「早く椋を見つけなければいけないのに……。」
焦れば焦るほど、考えることが出来なくなる。
花霞は1度ホームの待ち合い席に座り、気持ちを落ち着かせる事にした。
フーッと深く深呼吸をしながら、結婚指輪と、胸のネックレスに触れる。炎天下の中歩いたからか、温かく感じられた。
そんな時だった。
一人の女性が花霞の前を通りすぎた。ふわりと風を感じ、そしてそれと共に香りも感じたのだ。
それは、花霞にも馴染みのある落ち着いた花の香りだった。
「これは…………ラベンダー………。」
椋が眠れないからと言って、寝室で焚いていたアロマの香り。それがラベンダーだった。小さく紫の花が可憐で美しい植物だった。
ラベンダー………その言葉を口にした瞬間、花霞の頭に過るものがあった。
少し前に椋はラベンダーを見て、仕事で行っている場所にこの花の絵をよく見ると言っていた。ラベンダーのアロマを使ったときも、何故だかこの香りを知っているようだった。

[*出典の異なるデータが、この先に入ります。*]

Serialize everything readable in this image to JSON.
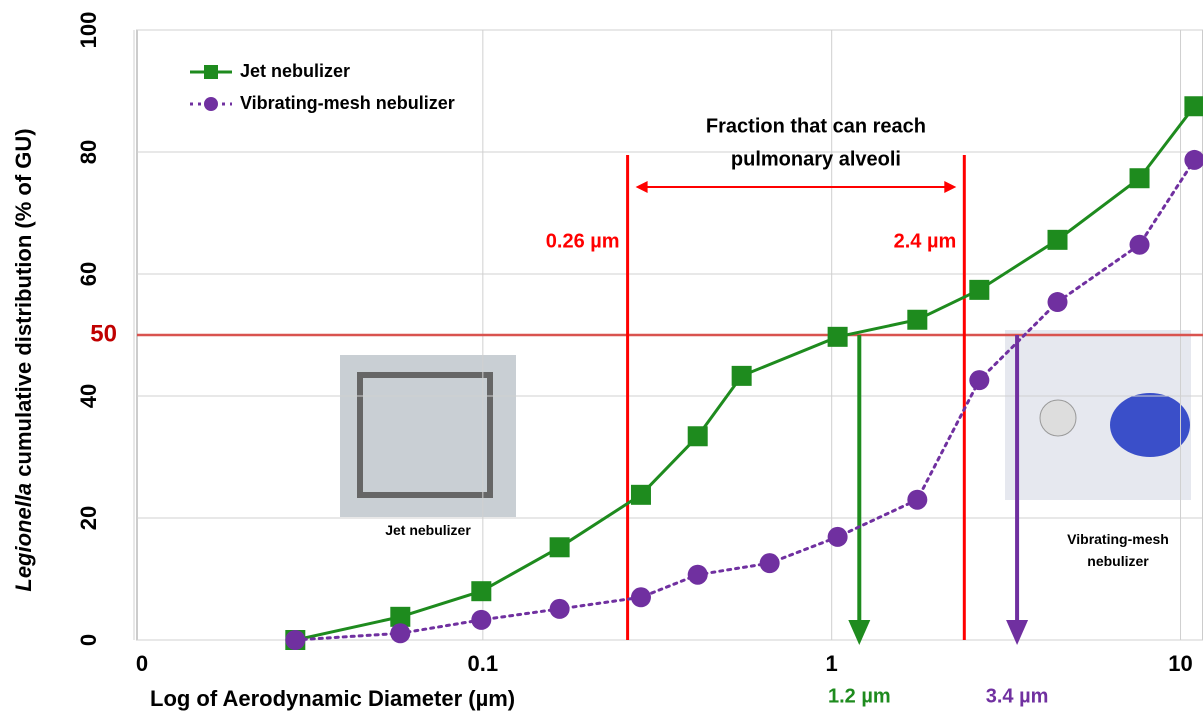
{
  "chart_data": {
    "type": "line",
    "ylabel": {
      "italic": "Legionella",
      "text": " cumulative distribution (% of GU)"
    },
    "xlabel": "Log of Aerodynamic Diameter (µm)",
    "xscale": "log",
    "xlim": [
      0.01,
      11.6
    ],
    "xticks": [
      {
        "value": 0.01,
        "label": "0"
      },
      0.1,
      1,
      10
    ],
    "ylim": [
      0,
      100
    ],
    "yticks": [
      0,
      20,
      40,
      60,
      80,
      100
    ],
    "grid": true,
    "legend": "upper left",
    "series": [
      {
        "name": "Jet nebulizer",
        "color": "#1e8b1e",
        "marker": "square",
        "dash": "solid",
        "x": [
          0.029,
          0.058,
          0.099,
          0.166,
          0.284,
          0.413,
          0.552,
          1.04,
          1.76,
          2.65,
          4.44,
          7.63,
          10.96
        ],
        "values": [
          0,
          3.8,
          8,
          15.2,
          23.8,
          33.4,
          43.3,
          49.7,
          52.5,
          57.4,
          65.6,
          75.7,
          87.5
        ]
      },
      {
        "name": "Vibrating-mesh nebulizer",
        "color": "#7030a0",
        "marker": "circle",
        "dash": "dotted",
        "x": [
          0.029,
          0.058,
          0.099,
          0.166,
          0.284,
          0.413,
          0.664,
          1.04,
          1.76,
          2.65,
          4.44,
          7.63,
          10.96
        ],
        "values": [
          0,
          1.1,
          3.3,
          5.1,
          7,
          10.7,
          12.6,
          16.9,
          23,
          42.6,
          55.4,
          64.8,
          78.7
        ]
      }
    ],
    "hline": {
      "value": 50,
      "label": "50",
      "color": "#d9534f"
    },
    "vlines": [
      {
        "value": 0.26,
        "label": "0.26 µm",
        "color": "#ff0000"
      },
      {
        "value": 2.4,
        "label": "2.4 µm",
        "color": "#ff0000"
      }
    ],
    "arrows": [
      {
        "value": 1.2,
        "label": "1.2 µm",
        "color": "#1e8b1e"
      },
      {
        "value": 3.4,
        "label": "3.4 µm",
        "color": "#7030a0"
      }
    ],
    "annotation": [
      "Fraction that can reach",
      "pulmonary alveoli"
    ],
    "images": [
      {
        "caption": "Jet nebulizer"
      },
      {
        "caption": "Vibrating-mesh nebulizer"
      }
    ]
  }
}
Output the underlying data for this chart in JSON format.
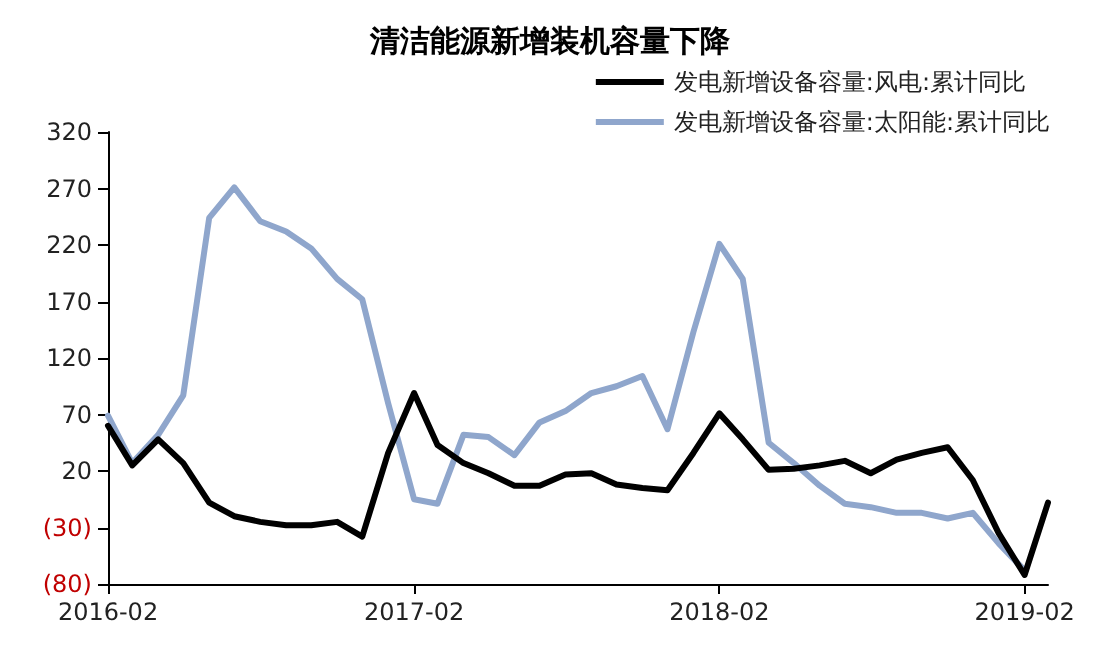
{
  "chart_data": {
    "type": "line",
    "title": "清洁能源新增装机容量下降",
    "x": [
      "2016-02",
      "2016-03",
      "2016-04",
      "2016-05",
      "2016-06",
      "2016-07",
      "2016-08",
      "2016-09",
      "2016-10",
      "2016-11",
      "2016-12",
      "2017-01",
      "2017-02",
      "2017-03",
      "2017-04",
      "2017-05",
      "2017-06",
      "2017-07",
      "2017-08",
      "2017-09",
      "2017-10",
      "2017-11",
      "2017-12",
      "2018-01",
      "2018-02",
      "2018-03",
      "2018-04",
      "2018-05",
      "2018-06",
      "2018-07",
      "2018-08",
      "2018-09",
      "2018-10",
      "2018-11",
      "2018-12",
      "2019-01",
      "2019-02",
      "2019-03"
    ],
    "series": [
      {
        "name": "发电新增设备容量:风电:累计同比",
        "color": "#000000",
        "values": [
          60,
          25,
          48,
          27,
          -8,
          -20,
          -25,
          -28,
          -28,
          -25,
          -38,
          36,
          89,
          43,
          27,
          18,
          7,
          7,
          17,
          18,
          8,
          5,
          3,
          36,
          71,
          48,
          21,
          22,
          25,
          29,
          18,
          30,
          36,
          41,
          12,
          -35,
          -72,
          -8
        ]
      },
      {
        "name": "发电新增设备容量:太阳能:累计同比",
        "color": "#8fa6cc",
        "values": [
          69,
          27,
          52,
          87,
          244,
          271,
          241,
          232,
          217,
          190,
          172,
          80,
          -5,
          -9,
          52,
          50,
          34,
          63,
          73,
          89,
          95,
          104,
          57,
          143,
          221,
          190,
          45,
          27,
          7,
          -9,
          -12,
          -17,
          -17,
          -22,
          -17,
          -44,
          -68,
          null
        ]
      }
    ],
    "xlim": [
      "2016-02",
      "2019-03"
    ],
    "xticks": [
      "2016-02",
      "2017-02",
      "2018-02",
      "2019-02"
    ],
    "ylim": [
      -80,
      320
    ],
    "yticks": [
      {
        "value": -80,
        "label": "(80)"
      },
      {
        "value": -30,
        "label": "(30)"
      },
      20,
      70,
      120,
      170,
      220,
      270,
      320
    ],
    "grid": false,
    "legend": "top right",
    "marker": "none",
    "line_style": "solid"
  }
}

そして、行けなくなってしまったデートの話しをしている時。花霞が「ラベンダー畑に行きたい。」という提案を、椋が珍しく行くのを渋り、他の場所を伝えて来たのを思い出したのだ。普段の彼ならば、花霞が行きたいと言った場所に出来る限り連れて行ってくれていた。
そんな彼だからこそ、今となれば少し不審な行動に感じられた。
「ラベンダー畑…………。そこに椋さんが居るかもしれない。」
花霞は、どれが正解なのかわからない中、きっとラベンダーが彼の場所をおしえてくれたのだと思った。
ラベンダーの香りが、彼の居場所を教えてくれた。
椋は必ずそこに居る。
花霞はそう信じて、ラベンダー畑に向かう事を決めたのだった。